What are the benefits of purchasing a CSA share under normal circumstances, and how are the benefits different during the pandemic?
Remember, farms invest in all the materials and staff needed to grow produce BEFORE it is sold. Spur-of-the-moment retail sales make seeds seem like lottery tickets… A Community Supported Agriculture program gives the consumer an opportunity to make an up-front purchase to level out the financial investment for farms to get their season started and determine how to project and manage cash flow. In return, the consumer gets a discount on produce they would normally have bought at full retail prices. During the pandemic, our national and local food supply has been under strain. Securing a CSA share now has an added bonus of reserving your food supply in advance and avoiding panic around empty shelves at the store. Plus, there is the bonus of knowing exactly where your food comes from and who grew it!
Would you like to offer any words of encouragement or advice in these trying times?
Our team at East End Food Institute has been in communication with countless farmers, food producers, fishermen, beverage producers and many other partners over the last month since the COVID-19 crisis began. Everyone is thinking creatively and working together to support one another and their community, which is really inspiring. When I get frustrated or tired, I just try to see the light coming through the shadows. The best advice is to take it one day at a time and find your light. Oh, and go outside every day!
Is there anything else you’d like to add?

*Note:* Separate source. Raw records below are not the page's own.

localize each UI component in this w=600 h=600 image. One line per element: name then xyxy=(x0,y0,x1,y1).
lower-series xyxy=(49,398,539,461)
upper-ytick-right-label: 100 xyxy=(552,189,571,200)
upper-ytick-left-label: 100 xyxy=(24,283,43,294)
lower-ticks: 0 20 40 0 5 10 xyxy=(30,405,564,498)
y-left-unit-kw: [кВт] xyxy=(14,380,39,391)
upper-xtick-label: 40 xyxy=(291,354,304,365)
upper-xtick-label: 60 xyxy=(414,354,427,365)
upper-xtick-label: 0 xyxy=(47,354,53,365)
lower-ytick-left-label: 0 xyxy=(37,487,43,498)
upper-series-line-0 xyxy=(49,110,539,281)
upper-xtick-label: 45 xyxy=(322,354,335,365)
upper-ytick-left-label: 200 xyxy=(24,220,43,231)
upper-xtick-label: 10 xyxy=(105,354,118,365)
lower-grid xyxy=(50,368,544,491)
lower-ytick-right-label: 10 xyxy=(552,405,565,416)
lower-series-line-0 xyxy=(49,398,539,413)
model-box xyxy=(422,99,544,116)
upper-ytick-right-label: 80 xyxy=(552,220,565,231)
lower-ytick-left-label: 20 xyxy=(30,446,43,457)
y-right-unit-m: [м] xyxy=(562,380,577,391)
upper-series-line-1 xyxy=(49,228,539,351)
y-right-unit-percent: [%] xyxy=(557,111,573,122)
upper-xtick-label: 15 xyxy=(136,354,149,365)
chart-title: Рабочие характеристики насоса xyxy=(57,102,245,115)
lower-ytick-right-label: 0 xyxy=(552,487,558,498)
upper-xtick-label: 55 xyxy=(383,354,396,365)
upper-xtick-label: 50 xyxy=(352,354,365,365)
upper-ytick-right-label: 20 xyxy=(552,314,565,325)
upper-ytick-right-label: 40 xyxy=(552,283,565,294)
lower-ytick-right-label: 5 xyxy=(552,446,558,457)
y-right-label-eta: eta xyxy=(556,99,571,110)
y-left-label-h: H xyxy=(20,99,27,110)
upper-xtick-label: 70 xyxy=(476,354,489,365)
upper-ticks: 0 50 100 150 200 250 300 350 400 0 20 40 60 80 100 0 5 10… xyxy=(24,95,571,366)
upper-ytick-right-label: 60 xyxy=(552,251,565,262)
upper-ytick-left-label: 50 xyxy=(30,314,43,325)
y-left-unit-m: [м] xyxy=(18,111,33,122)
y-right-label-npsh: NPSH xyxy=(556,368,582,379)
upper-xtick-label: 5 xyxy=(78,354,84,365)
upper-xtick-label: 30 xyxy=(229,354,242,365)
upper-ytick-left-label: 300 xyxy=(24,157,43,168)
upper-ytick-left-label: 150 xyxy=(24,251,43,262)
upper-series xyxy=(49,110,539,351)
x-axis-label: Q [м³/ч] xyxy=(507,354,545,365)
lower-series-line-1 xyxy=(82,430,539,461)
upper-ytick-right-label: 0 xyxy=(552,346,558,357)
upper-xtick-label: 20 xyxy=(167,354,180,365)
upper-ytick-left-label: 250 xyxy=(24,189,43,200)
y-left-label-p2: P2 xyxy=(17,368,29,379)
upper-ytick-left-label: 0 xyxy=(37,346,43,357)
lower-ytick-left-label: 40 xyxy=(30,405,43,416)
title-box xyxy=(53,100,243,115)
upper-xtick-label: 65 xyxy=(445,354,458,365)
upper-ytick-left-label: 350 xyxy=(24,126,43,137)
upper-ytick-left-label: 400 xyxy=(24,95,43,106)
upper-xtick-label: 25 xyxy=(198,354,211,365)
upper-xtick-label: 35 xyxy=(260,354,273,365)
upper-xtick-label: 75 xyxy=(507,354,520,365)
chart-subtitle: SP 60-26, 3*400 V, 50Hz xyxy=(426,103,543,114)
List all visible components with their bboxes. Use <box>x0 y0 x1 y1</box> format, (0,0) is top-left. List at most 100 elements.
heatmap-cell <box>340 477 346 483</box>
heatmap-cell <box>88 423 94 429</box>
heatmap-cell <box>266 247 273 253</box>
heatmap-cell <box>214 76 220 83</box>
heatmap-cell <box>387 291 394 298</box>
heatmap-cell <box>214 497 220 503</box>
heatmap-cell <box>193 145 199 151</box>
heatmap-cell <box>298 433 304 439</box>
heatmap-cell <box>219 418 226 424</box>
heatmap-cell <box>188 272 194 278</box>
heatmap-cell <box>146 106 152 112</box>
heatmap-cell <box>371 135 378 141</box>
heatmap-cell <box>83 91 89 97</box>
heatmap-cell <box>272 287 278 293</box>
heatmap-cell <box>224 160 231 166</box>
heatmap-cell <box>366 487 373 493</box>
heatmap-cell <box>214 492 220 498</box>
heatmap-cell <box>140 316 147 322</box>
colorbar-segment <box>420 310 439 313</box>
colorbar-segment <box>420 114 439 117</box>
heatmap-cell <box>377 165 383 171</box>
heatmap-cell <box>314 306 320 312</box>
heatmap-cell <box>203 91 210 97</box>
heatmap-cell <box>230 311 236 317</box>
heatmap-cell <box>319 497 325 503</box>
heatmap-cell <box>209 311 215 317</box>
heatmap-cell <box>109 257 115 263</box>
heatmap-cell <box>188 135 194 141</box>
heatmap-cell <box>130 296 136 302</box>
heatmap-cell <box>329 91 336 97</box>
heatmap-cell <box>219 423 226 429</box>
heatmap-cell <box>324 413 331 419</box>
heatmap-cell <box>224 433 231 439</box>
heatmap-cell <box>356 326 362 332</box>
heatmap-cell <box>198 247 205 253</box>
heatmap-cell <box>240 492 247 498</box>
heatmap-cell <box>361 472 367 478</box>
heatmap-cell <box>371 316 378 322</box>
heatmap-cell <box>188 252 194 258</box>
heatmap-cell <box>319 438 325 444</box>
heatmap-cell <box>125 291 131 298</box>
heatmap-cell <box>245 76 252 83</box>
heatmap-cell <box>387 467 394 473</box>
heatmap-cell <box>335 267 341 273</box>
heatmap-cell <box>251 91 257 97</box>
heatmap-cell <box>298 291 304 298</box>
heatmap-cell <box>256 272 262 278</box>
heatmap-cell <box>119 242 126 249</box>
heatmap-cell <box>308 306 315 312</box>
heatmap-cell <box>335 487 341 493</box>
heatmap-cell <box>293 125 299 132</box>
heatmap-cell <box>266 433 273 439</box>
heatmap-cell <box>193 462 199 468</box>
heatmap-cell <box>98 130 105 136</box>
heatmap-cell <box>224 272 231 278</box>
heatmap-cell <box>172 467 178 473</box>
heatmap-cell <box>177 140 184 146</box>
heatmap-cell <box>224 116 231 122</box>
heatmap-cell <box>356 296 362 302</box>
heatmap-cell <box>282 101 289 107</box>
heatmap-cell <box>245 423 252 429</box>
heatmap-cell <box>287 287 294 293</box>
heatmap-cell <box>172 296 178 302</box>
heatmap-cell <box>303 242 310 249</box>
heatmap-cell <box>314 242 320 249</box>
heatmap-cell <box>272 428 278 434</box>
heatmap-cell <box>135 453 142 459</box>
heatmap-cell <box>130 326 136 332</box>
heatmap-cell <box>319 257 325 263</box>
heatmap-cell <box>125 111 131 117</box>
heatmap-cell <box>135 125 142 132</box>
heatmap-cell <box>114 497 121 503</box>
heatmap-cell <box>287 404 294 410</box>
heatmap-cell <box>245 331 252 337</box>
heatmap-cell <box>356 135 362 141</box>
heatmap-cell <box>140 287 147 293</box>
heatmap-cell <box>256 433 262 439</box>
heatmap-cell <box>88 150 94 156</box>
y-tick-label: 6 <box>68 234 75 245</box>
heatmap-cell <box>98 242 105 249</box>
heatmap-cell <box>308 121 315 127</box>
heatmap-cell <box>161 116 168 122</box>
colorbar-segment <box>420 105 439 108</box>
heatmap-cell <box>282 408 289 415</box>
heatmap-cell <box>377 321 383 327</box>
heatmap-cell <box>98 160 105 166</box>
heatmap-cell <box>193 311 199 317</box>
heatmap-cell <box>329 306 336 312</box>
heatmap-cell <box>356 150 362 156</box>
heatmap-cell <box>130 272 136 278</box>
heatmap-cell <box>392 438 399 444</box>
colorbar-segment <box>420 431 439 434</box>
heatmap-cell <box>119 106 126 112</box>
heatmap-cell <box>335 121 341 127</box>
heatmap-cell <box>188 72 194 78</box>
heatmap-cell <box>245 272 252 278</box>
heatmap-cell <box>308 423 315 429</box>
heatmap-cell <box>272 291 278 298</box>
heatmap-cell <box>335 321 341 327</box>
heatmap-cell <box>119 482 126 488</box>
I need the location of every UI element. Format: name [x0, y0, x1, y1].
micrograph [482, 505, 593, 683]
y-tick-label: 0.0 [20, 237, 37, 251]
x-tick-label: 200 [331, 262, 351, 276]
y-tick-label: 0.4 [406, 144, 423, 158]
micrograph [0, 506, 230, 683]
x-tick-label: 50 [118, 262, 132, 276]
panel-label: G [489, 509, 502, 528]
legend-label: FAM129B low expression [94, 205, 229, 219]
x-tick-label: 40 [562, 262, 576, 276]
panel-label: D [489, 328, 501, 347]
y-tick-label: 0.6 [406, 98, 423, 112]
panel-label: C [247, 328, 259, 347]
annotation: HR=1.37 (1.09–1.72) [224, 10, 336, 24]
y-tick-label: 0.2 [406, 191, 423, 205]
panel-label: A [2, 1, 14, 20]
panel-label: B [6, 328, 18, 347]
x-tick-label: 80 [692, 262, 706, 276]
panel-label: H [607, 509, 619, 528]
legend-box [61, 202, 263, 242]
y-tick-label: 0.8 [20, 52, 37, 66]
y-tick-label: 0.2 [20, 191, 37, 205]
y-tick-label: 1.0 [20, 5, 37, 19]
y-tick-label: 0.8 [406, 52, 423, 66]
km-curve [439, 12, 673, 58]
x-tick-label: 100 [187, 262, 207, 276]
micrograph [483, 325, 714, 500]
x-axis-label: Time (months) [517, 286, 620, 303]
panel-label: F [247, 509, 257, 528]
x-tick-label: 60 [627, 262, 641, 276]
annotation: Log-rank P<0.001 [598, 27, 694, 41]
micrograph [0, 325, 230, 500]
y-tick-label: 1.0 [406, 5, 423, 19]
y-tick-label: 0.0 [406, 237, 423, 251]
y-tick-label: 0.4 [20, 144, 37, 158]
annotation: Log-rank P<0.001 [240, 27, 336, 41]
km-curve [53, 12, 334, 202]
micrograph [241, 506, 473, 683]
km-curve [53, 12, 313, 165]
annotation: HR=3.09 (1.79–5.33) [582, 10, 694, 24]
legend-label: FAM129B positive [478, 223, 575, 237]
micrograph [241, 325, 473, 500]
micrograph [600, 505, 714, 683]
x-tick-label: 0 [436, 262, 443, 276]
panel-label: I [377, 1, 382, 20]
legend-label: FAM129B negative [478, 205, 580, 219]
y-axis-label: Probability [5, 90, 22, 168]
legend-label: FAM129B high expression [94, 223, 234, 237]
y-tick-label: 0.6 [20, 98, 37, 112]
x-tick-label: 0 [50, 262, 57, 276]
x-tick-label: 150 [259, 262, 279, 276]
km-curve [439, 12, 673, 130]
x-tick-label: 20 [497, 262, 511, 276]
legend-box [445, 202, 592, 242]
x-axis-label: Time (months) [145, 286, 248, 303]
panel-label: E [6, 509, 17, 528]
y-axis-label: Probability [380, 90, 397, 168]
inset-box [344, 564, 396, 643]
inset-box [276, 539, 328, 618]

East End Food Institute’s mission is to support, promote and advocate for local food and local producers. Our vision is to create a sustainable and equitable local food system. We operate a commercial kitchen in Southampton to produce local products for farms, schools, hospitals, food pantries and other distribution channels that help people access local food. Local entrepreneurs can also rent the kitchen to provide their food and beverage products.